Elliott notes that Irigaray has been criticised for biological essentialism, that is, for the apparent presumption that there exists a transhistorical and transcultural female body and sexuality that (always) allows for and ‘promotes’ subversive activity. Elliott cites Juliet Mitchell here:

‘you cannot choose the imaginary, the semiotic, the carnival as an alternative to the symbolic, as an alternative to the law. It is set up by the law precisely as its own lurid space, its own area of imaginary alternative, but not as a symbolic alternative. So that politically speaking, it is only the symbolic, a new symbolism, a new law, that can challenge the dominant law.

Annette Scambler has pointed out the troublesome business of using the male/female, man/woman binary to challenge the male/female, man/woman binary. Maybe the deployment of orthodox, established patriarchal concepts and frames to ‘absent’ them is unavoidable, but … is there a case for alternative, sci-fi or ‘utopian/dystopian’ fiction here?

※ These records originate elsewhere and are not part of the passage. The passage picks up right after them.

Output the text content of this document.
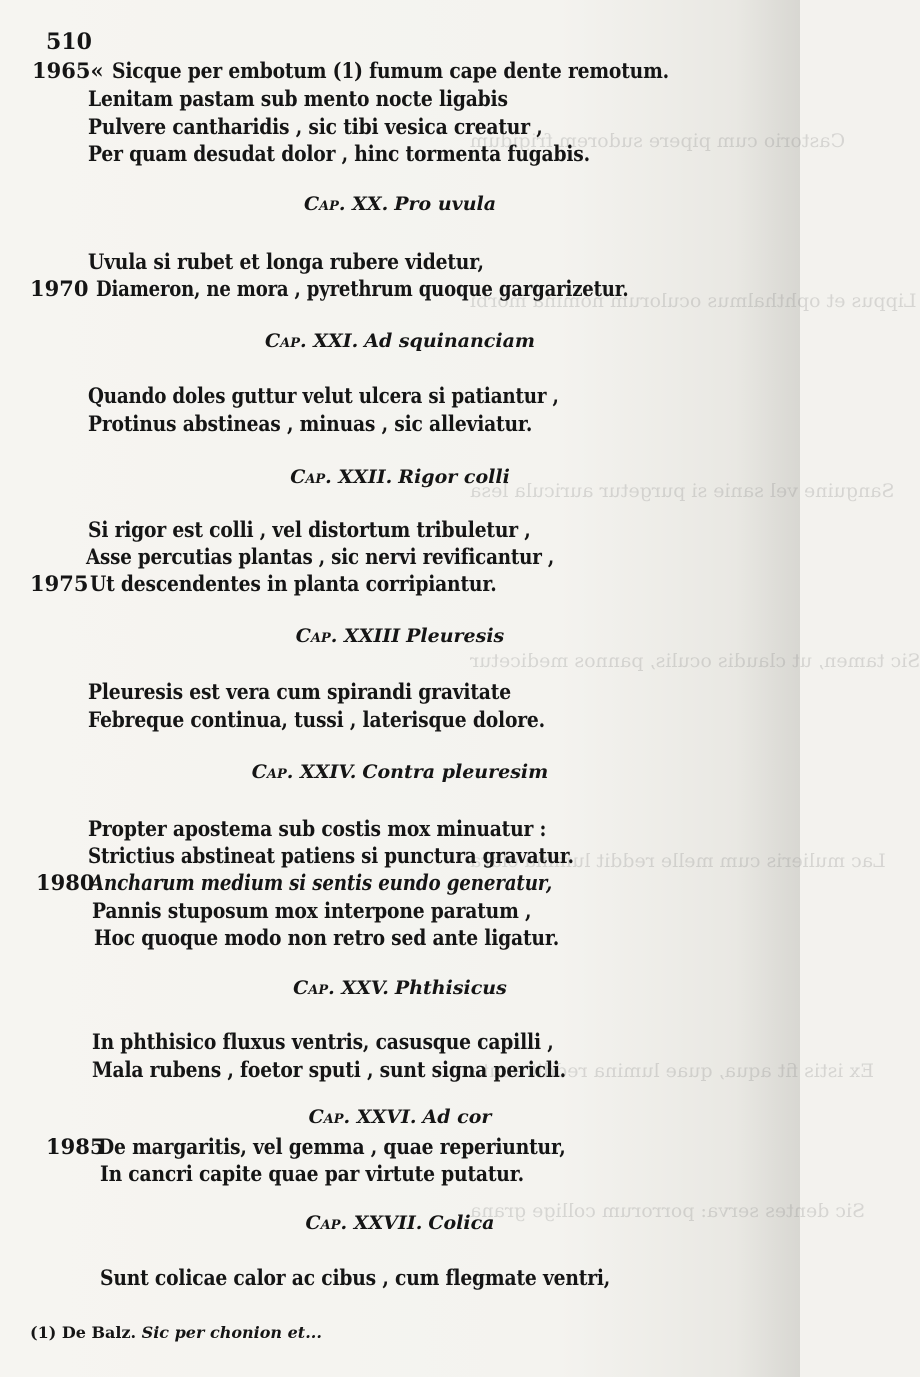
Castorio cum pipere sudorem frigidum
Lippus et ophthalmus oculorum nomina morbi
Sanguine vel sanie si purgetur auricula lesa
Sic tamen, ut claudis oculis, pannos medicetur
Lac mulieris cum melle reddit lumina clara
Ex istis fit aqua, quae lumina reddit acuta
Sic dentes serva: porrorum collige grana
510
1965« Sicque per embotum (1) fumum cape dente remotum.
Lenitam pastam sub mento nocte ligabis
Pulvere cantharidis , sic tibi vesica creatur ,
Per quam desudat dolor , hinc tormenta fugabis.
Cap. XX. Pro uvula
Uvula si rubet et longa rubere videtur,
1970 Diameron, ne mora , pyrethrum quoque gargarizetur.
Cap. XXI. Ad squinanciam
Quando doles guttur velut ulcera si patiantur ,
Protinus abstineas , minuas , sic alleviatur.
Cap. XXII. Rigor colli
Si rigor est colli , vel distortum tribuletur ,
Asse percutias plantas , sic nervi revificantur ,
1975 Ut descendentes in planta corripiantur.
Cap. XXIII Pleuresis
Pleuresis est vera cum spirandi gravitate
Febreque continua, tussi , laterisque dolore.
Cap. XXIV. Contra pleuresim
Propter apostema sub costis mox minuatur :
Strictius abstineat patiens si punctura gravatur.
1980
Ancharum medium si sentis eundo generatur,
Pannis stuposum mox interpone paratum ,
Hoc quoque modo non retro sed ante ligatur.
Cap. XXV. Phthisicus
In phthisico fluxus ventris, casusque capilli ,
Mala rubens , foetor sputi , sunt signa pericli.
Cap. XXVI. Ad cor
1985
De margaritis, vel gemma , quae reperiuntur,
In cancri capite quae par virtute putatur.
Cap. XXVII. Colica
Sunt colicae calor ac cibus , cum flegmate ventri,
(1) De Balz. Sic per chonion et...
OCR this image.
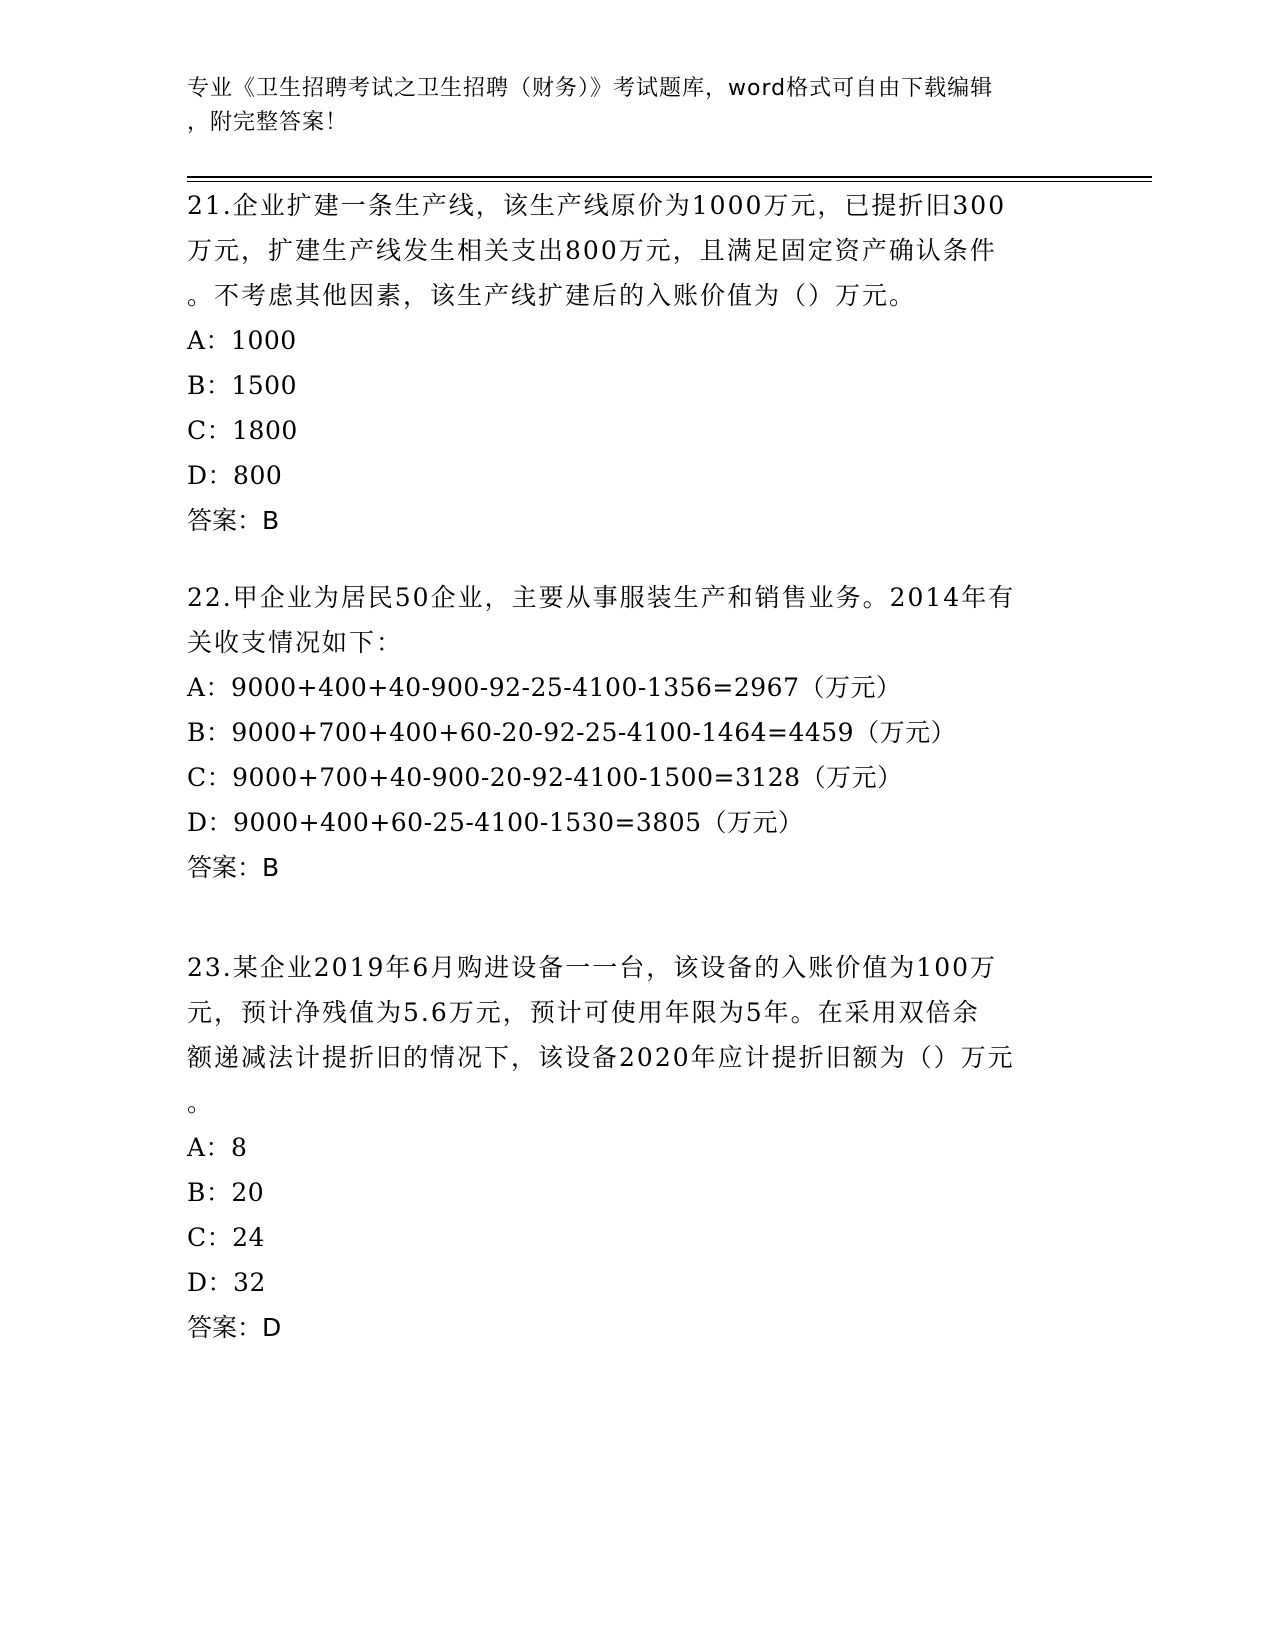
专业《卫生招聘考试之卫生招聘（财务）》考试题库，word格式可自由下载编辑
，附完整答案！

21.企业扩建一条生产线，该生产线原价为1000万元，已提折旧300

万元，扩建生产线发生相关支出800万元，且满足固定资产确认条件

。不考虑其他因素，该生产线扩建后的入账价值为（）万元。

A：1000

B：1500

C：1800

D：800

答案：B

22.甲企业为居民50企业，主要从事服装生产和销售业务。2014年有

关收支情况如下：

A：9000+400+40-900-92-25-4100-1356=2967（万元）

B：9000+700+400+60-20-92-25-4100-1464=4459（万元）

C：9000+700+40-900-20-92-4100-1500=3128（万元）

D：9000+400+60-25-4100-1530=3805（万元）

答案：B

23.某企业2019年6月购进设备一一台，该设备的入账价值为100万

元，预计净残值为5.6万元，预计可使用年限为5年。在采用双倍余

额递减法计提折旧的情况下，该设备2020年应计提折旧额为（）万元

。

A：8

B：20

C：24

D：32

答案：D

There is insufficient space in an introductory blog of this character to do justice to any protagonist, and Irigaray is no exception. I am aware too that, despite holding pro-feminist views, I lack the grounding in (patriarchal, phallocentric) experience, oppression (and often ‘abuse’) that are commonplace for women. What I hope is clear, however, is Irigaray’s grasp and communication of the depth of male tap roots in society, of their resistance to being dug up, and of the potential for – forgive the reference to Bhaskar once more – absenting the absence of women by contesting the constraining ills of patriarchal capitalism! I’ve blogged elsewhere on Bhaskar.

Elliott,A (2009) Contemporary Social Theory: an Introduction. London; Routledge.

Scambler,A (1998) Gender, health and the feminist debate on postmodernism. In Eds Scambler,G & Higgs,P: Modernity, Medicine and Health. London; Routledge.